A medida que pasaban los días y no llegaba el dibujante, mi reencuentro con la chica de Bata se iba alejando cada vez más en el tiempo, tanto que nuestras ganas por estar juntos incrementaban como en una progresión geométrica.
Cada dia que pasaba, cada noche en vela, sin la chica de Bata, era casi un martirio.
Nuestra dependencia al teléfono por estar conectados era como del alvéolo pulmonar al oxígeno, casi obsesiva.
Parecía que me iba a morir asfixiado si la chica de Bata no me oxigenaba día y noche, bien a través de la fibra óptica, bien a través del teléfono móvil.
Las escasas horas que no estábamos en línea resultaban ser tan angustiosas y pesadas que optamos por no apagar más el teléfono hasta que me fuera a reunir con ella.
Así estuvimos las veinticuatro horas del día conectados por teléfono en todo el tiempo que demoré en reunirme con la chica de Bata.
En todo momento, tanto la chica de Bata como yo, sabíamos la una lo que hacía el otro y viceversa, así como dónde estabamos en cada instante.
Yo sabía y me enteraba cuando la chica de Bata entraba en el cuarto de baño, cuándo se desnudaba, cuándo se metía bajo la ducha, el chorro de agua, como una suave cascada rociando su lustrosa piel suave de mujer. Yo lo escuchaba todo como ella hacia otro tanto.

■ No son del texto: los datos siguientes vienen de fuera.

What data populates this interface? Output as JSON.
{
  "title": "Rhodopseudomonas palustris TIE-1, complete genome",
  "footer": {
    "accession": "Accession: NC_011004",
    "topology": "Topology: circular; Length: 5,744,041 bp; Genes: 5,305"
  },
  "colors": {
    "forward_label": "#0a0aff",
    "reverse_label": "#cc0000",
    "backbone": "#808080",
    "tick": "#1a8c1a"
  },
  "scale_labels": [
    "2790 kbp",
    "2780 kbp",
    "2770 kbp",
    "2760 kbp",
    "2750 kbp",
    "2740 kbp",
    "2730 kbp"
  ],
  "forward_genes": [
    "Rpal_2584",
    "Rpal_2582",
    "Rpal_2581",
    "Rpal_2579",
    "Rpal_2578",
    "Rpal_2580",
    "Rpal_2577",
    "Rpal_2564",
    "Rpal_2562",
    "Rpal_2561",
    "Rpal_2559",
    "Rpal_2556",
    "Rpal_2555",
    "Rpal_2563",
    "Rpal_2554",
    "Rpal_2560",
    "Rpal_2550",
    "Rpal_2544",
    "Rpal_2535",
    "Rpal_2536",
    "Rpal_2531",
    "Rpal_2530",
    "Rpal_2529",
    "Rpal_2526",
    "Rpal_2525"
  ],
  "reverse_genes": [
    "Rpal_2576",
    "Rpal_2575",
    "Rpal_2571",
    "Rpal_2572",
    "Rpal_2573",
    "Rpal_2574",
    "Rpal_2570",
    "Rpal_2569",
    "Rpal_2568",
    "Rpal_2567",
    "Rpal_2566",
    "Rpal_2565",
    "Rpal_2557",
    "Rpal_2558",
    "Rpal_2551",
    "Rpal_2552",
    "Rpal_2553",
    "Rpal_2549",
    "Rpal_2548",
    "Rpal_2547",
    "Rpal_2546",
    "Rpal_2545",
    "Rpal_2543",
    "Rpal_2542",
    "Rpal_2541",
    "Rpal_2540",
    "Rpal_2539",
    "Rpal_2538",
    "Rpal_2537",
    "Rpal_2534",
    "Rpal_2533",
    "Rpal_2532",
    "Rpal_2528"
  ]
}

Me hablaba prácticamente de todo, a veces, sin necesidad de decir nada, pues estaba conectado a ella como ella a mí por teléfono.
De vez en cuando emprendíamos una conversación de manera espontánea. Siempre teníamos algo que decirnos.
Salvo las obligaciones de cada uno, nuestras charlas eran como las epopeyas nacionales que no tienen un final claro; habían desterrado el aburrimiento, la desidia y el astío.
Nos íbamos al mismo tiempo a la cama. Si ninguno de los dos se había cepillado los dientes antes de dormirnos, la chica de Bata escuchaba desde su móvil el roce del cepillo contra mis dientes, como yo le oía enjuagarse la boca.